The message "Destination Host Unreachable" usually means that the target machine (192.168.0.2 in this example) isn't connected or isn't running, and so failed to respond to my machine's ARP request to find its MAC address. It could also mean that your machine can't find a route to reach the local network; the most likely reason for this is that it has an IP address that's not actually part of the local network.

It's also possible that you have a more complex routing problem, but that's unlikely on a typical home network that has only one (default) route. If you don't have any other machines on your network, you can try pinging your router. (You do know the IP address of your router, right?)

If you can't ping your local router, then you obviously have a local problem. If you have a wired network, check the cabling and the little green lights on the network interfaces at each end.

Is your firewall blocking the traffic?

At some point in your diagnosis, it's worth checking to see whether your firewall settings are screwed down too tight. A quick-and-dirty way to do this favoured by many sysadmins in a hurry is to flush all the firewall rules with the command

# iptables -F 

and then try again. If this solves the problem, then at least you know that the problem that's been causing you grief is firewall-related. At that point you should reboot (to re-establish the firewall) and investigate further. Do not be tempted to leave the firewall disabled, this is a Bad Idea!

Do you have an ADSL connection to your ISP?

But if you can ping your router, it's time to start widening your net, so to speak. There might be some more little green lights on your router (and if you can find the instruction book you may even be able to figure out what they mean!) that will allow you to determine if the ADSL modem in your router has successfully connected to your ISP.

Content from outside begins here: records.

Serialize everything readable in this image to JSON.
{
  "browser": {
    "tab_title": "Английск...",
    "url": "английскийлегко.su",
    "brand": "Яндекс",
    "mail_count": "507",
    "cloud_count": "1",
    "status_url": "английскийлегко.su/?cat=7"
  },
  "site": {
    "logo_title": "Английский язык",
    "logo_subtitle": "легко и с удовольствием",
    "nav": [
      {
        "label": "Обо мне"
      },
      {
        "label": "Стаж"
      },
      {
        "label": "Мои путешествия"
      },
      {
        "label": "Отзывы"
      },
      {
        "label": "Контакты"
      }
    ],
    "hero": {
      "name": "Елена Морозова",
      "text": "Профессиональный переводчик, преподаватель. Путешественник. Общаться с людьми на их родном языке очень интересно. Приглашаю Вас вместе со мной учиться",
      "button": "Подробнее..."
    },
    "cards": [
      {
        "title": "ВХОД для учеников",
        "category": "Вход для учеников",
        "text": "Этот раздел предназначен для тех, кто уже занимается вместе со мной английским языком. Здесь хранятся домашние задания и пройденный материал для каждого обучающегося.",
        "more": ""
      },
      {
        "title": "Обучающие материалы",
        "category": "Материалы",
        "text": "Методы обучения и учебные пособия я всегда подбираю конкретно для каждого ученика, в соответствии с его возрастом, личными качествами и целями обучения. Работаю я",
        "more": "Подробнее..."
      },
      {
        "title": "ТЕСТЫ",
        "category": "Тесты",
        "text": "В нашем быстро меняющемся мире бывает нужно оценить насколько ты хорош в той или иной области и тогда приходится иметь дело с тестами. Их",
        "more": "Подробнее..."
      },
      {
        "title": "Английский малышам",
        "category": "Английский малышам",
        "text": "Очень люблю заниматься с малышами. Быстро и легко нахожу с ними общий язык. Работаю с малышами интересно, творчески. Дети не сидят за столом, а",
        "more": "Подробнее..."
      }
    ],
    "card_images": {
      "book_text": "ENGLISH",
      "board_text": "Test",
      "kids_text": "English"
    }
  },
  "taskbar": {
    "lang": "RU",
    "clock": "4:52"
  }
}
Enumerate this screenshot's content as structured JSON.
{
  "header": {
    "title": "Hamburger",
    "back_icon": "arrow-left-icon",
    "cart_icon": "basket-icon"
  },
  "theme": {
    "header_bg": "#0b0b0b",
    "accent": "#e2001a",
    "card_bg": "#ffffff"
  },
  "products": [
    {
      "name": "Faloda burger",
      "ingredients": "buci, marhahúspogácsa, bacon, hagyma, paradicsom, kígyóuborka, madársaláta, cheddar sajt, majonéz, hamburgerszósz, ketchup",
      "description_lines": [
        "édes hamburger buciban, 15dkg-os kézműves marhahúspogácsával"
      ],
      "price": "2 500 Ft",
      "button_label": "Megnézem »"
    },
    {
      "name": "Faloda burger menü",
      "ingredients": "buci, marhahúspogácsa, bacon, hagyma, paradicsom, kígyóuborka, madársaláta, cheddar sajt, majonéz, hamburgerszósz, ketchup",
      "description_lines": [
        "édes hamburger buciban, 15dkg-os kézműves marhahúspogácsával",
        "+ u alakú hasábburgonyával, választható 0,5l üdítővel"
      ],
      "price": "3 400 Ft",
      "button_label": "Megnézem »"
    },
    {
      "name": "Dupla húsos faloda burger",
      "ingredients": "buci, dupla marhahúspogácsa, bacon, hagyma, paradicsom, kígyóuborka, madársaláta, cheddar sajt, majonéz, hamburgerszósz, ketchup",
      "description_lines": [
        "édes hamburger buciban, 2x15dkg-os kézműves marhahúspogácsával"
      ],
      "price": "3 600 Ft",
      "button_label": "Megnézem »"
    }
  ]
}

Some broadband routers also provide various web-based administration screens that you can use to determine the status of your connection. Figure 3, below, shows one such example. The things to look for here are the Connection Status setting, and the IP address that the ISP has assigned to your outward-facing network connection. (You probably don't much care what that IP address actually is, you just want to confirm that there is one!)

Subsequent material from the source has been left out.